#Caffeine Powered
Weekend Open Bar: under a blood red God
God does not care if I jerk off, eat pizza, jerk off while eating pizza. I’ve explicitly asked it for permission while I did both activities. Paws filled with pizza sauce, and people sauce, and a ragged smile. God, I said. Do I have permission for this? No word. Jack, jack, eat, jack. God, I said. Are you busy? I have trouble with the fact that I’m tortured by the past and terrified of the future. No word. Jack, jack, eat, jack. God, I said. Are you busy? I have trouble with the fact that I’m in a rotting meat-case on a rotting planet, and frankly I think it’s a race to the finish line between the two of us. No word. No word. Jack, jack, eat, jack.
Citizens of OL, I say. Are you busy? It’s the weekend and I want to hang out with all of you. Click click, clack clack of the keyboard. Citizens of OL, I say. Are you busy? It’s the weekend and I want you to share everything you’re reading, eating, playing, seeing, experiencing with me. Click click, clack clack of the keyboard.
God, I said. Are you busy? Citizens of OL, I say. Are you busy? Jack, jack, eat, jack. Click click, clack clack of the keyboard.
God, Citizens, let’s spend some time together.
This is Weekend Open Bar.
Tom Cruise returning for ‘Mission: Impossible 6’, Xenu Bless Him
The fourth Mission: Impossible was a fun movie. The fifth Mission: Impossible was a fun movie. So, let’s keep the fucking Fun Movie Train Going. Viva la Cruise, viva la his Thetan Levels.
Tom Holland teases ‘Spider-Man: Homecoming’ goes to Avengers HQ
Man. Straight-up cinematic integration these days. Tom Holland is teasing that Spider-Man: Homecoming heads to Avengers HQ. Presumably, I assume-ably, to talk with Horatio Stark.
Interplay sells off Earthworm Jim, Descent, Kingpin
Interplay is selling off the rights to several franchises, but most importantly: Interplay is selling off the rights to Earthworm Jim. If there is a God (there isn’t), and if it will respond to my wishes thanks to my supplicatory pyres of pubes, empty Dew bottles, and used underwear (it won’t), then the rights to Earthworm Jim will land at a talented developer. A talented developer that will resurrect a childhood favorite-series.

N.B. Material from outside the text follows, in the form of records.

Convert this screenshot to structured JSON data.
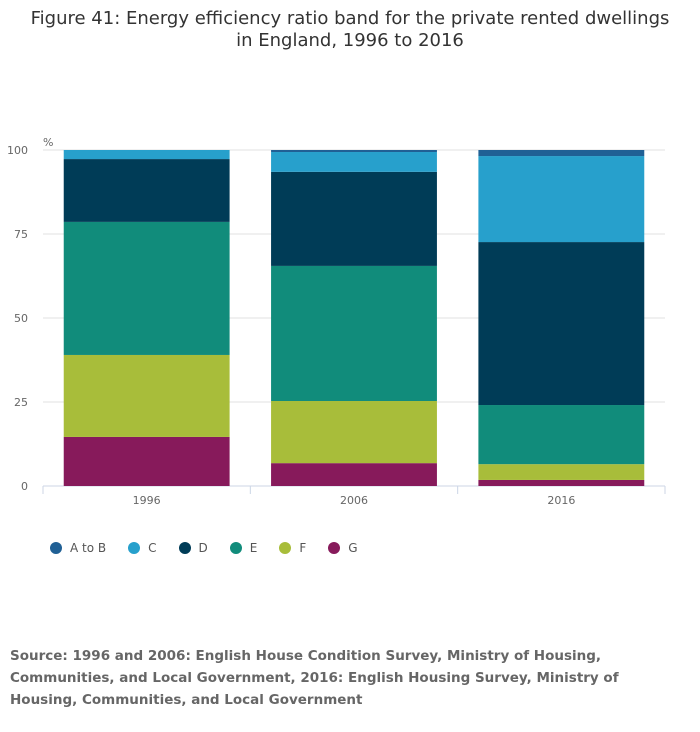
{
  "title": "Figure 41: Energy efficiency ratio band for the private rented dwellings in England, 1996 to 2016",
  "source": "Source: 1996 and 2006:  English House Condition Survey, Ministry of Housing, Communities, and Local Government, 2016: English Housing Survey, Ministry of Housing, Communities, and Local Government",
  "chart_data": {
    "type": "bar",
    "stacked": true,
    "title": "Figure 41: Energy efficiency ratio band for the private rented dwellings in England, 1996 to 2016",
    "ylabel": "%",
    "ylim": [
      0,
      100
    ],
    "yticks": [
      "0",
      "25",
      "50",
      "75",
      "100"
    ],
    "categories": [
      "1996",
      "2006",
      "2016"
    ],
    "grid": true,
    "legend_position": "bottom-left",
    "series": [
      {
        "name": "G",
        "color": "#871a5b",
        "values": [
          14.6,
          6.8,
          1.8
        ]
      },
      {
        "name": "F",
        "color": "#a8bd3a",
        "values": [
          24.4,
          18.5,
          4.7
        ]
      },
      {
        "name": "E",
        "color": "#118c7b",
        "values": [
          39.6,
          40.2,
          17.6
        ]
      },
      {
        "name": "D",
        "color": "#003c57",
        "values": [
          18.7,
          28.0,
          48.5
        ]
      },
      {
        "name": "C",
        "color": "#27a0cc",
        "values": [
          2.7,
          5.9,
          25.6
        ]
      },
      {
        "name": "A to B",
        "color": "#206095",
        "values": [
          0.0,
          0.6,
          1.8
        ]
      }
    ],
    "legend_order": [
      "A to B",
      "C",
      "D",
      "E",
      "F",
      "G"
    ]
  }
}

‘Rogue One: A Star Wars Story’ gets New Composer a Mere Three Months before Release
Rogue One reshoots have been so extensive, and pushed the schedule back so much, that the film’s original composer no longer could fit the film into their schedule. That’s okay, though, cause the film has landed Michael Giacchino. You know, Star Trek guy. LOST dude. Incredibles composer.
‘Avengers: Infinity War’ Set Photo: Behold Josh Brolin’s (Motion Capture Suit) Thanos!

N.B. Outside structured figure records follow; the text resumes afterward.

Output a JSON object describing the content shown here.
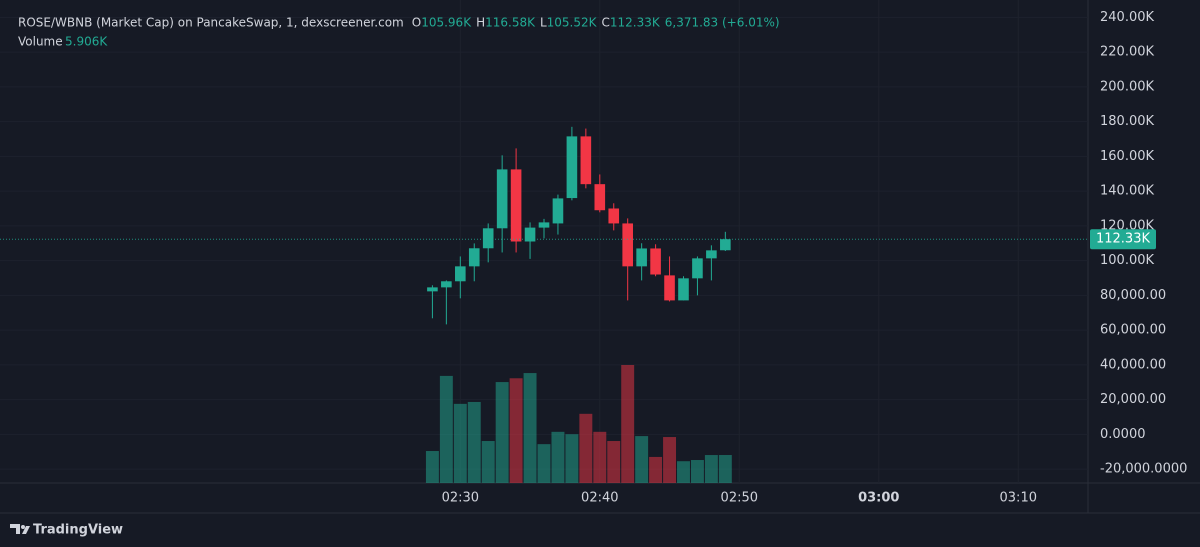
{
  "chart_data": {
    "type": "candlestick",
    "title": "ROSE/WBNB (Market Cap) on PancakeSwap, 1, dexscreener.com",
    "ohlc_legend": [
      {
        "key": "O",
        "text": "105.96K"
      },
      {
        "key": "H",
        "text": "116.58K"
      },
      {
        "key": "L",
        "text": "105.52K"
      },
      {
        "key": "C",
        "text": "112.33K"
      }
    ],
    "change": "6,371.83 (+6.01%)",
    "volume_title": "Volume",
    "volume_text": "5.906K",
    "x": [
      "02:28",
      "02:29",
      "02:30",
      "02:31",
      "02:32",
      "02:33",
      "02:34",
      "02:35",
      "02:36",
      "02:37",
      "02:38",
      "02:39",
      "02:40",
      "02:41",
      "02:42",
      "02:43",
      "02:44",
      "02:45",
      "02:46",
      "02:47",
      "02:48",
      "02:49"
    ],
    "open": [
      82300,
      84600,
      88100,
      96700,
      107100,
      118600,
      152500,
      111000,
      119000,
      121400,
      136000,
      171500,
      144000,
      130000,
      121400,
      96700,
      107000,
      91500,
      77100,
      89800,
      101300,
      105960
    ],
    "high": [
      85800,
      88600,
      102400,
      109900,
      121400,
      160600,
      164600,
      122000,
      124000,
      138000,
      177000,
      176000,
      149600,
      133000,
      124300,
      110000,
      109400,
      102400,
      91000,
      102400,
      108800,
      116580
    ],
    "low": [
      66800,
      63300,
      78300,
      88100,
      99000,
      104700,
      104700,
      101000,
      112800,
      115000,
      134700,
      141600,
      127800,
      117400,
      77100,
      88600,
      91000,
      76500,
      77100,
      80000,
      88600,
      105520
    ],
    "close": [
      84600,
      88100,
      96700,
      107100,
      118600,
      152500,
      111000,
      119000,
      122000,
      135800,
      171500,
      144000,
      129000,
      121400,
      96700,
      107000,
      92000,
      77100,
      89800,
      101300,
      105900,
      112330
    ],
    "volume": [
      6750,
      22600,
      16700,
      17100,
      8860,
      21300,
      22100,
      23200,
      8200,
      10800,
      10300,
      14600,
      10800,
      8860,
      24900,
      9900,
      5500,
      9700,
      4600,
      4850,
      5900,
      5906
    ],
    "up_color": "#22ab94",
    "down_color": "#f23645",
    "ylim": [
      -28000,
      250000
    ],
    "yticks": [
      {
        "value": 240000,
        "label": "240.00K"
      },
      {
        "value": 220000,
        "label": "220.00K"
      },
      {
        "value": 200000,
        "label": "200.00K"
      },
      {
        "value": 180000,
        "label": "180.00K"
      },
      {
        "value": 160000,
        "label": "160.00K"
      },
      {
        "value": 140000,
        "label": "140.00K"
      },
      {
        "value": 120000,
        "label": "120.00K"
      },
      {
        "value": 100000,
        "label": "100.00K"
      },
      {
        "value": 80000,
        "label": "80,000.00"
      },
      {
        "value": 60000,
        "label": "60,000.00"
      },
      {
        "value": 40000,
        "label": "40,000.00"
      },
      {
        "value": 20000,
        "label": "20,000.00"
      },
      {
        "value": 0,
        "label": "0.0000"
      },
      {
        "value": -20000,
        "label": "-20,000.0000"
      }
    ],
    "xlim": [
      "01:57",
      "03:15"
    ],
    "xticks": [
      "02:30",
      "02:40",
      "02:50",
      "03:00",
      "03:10"
    ],
    "last_price": {
      "value": 112330,
      "label": "112.33K"
    },
    "grid": true,
    "brand": "TradingView"
  }
}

The Russo Brothers have shared a picture from the set of Avengers: Infinity War, featuring Thanos. Or, at least, it features Josh Brolin wearing a motion capture suit, daring us to imagine the Big Purple Fuck in his place.
Confirmed: ‘Wolverine 3’ Villain is Mr. Sinister
Mr. Sinister is going to be all up in the plot of Wolverine 3, making (Old Man) Logan’s life hell.
‘Pacific Rim 2’ casts Cailee Spaeny as its female lead
I don’t know Cailee Spaeny, but I sure do know my excitement for Pacific Rim. Fucking Moses-Finn-Boyega? Fucking Daredevil showrunner helming the project? Sign me up, and add me to the mailing list. I’m in.
Margot Robbie officially Executive Producing a Harley Quinn movie

I fucking hated Suicide Squad. I fucking hated its portrayal of Harley Quinn. That said, I am unrepentant in my fanboy love for the visual aesthetic Robbie cut as Quinn, and thus I’m excited about a movie starring the character. That’s ideally better than Suicide Squad. Much, much better.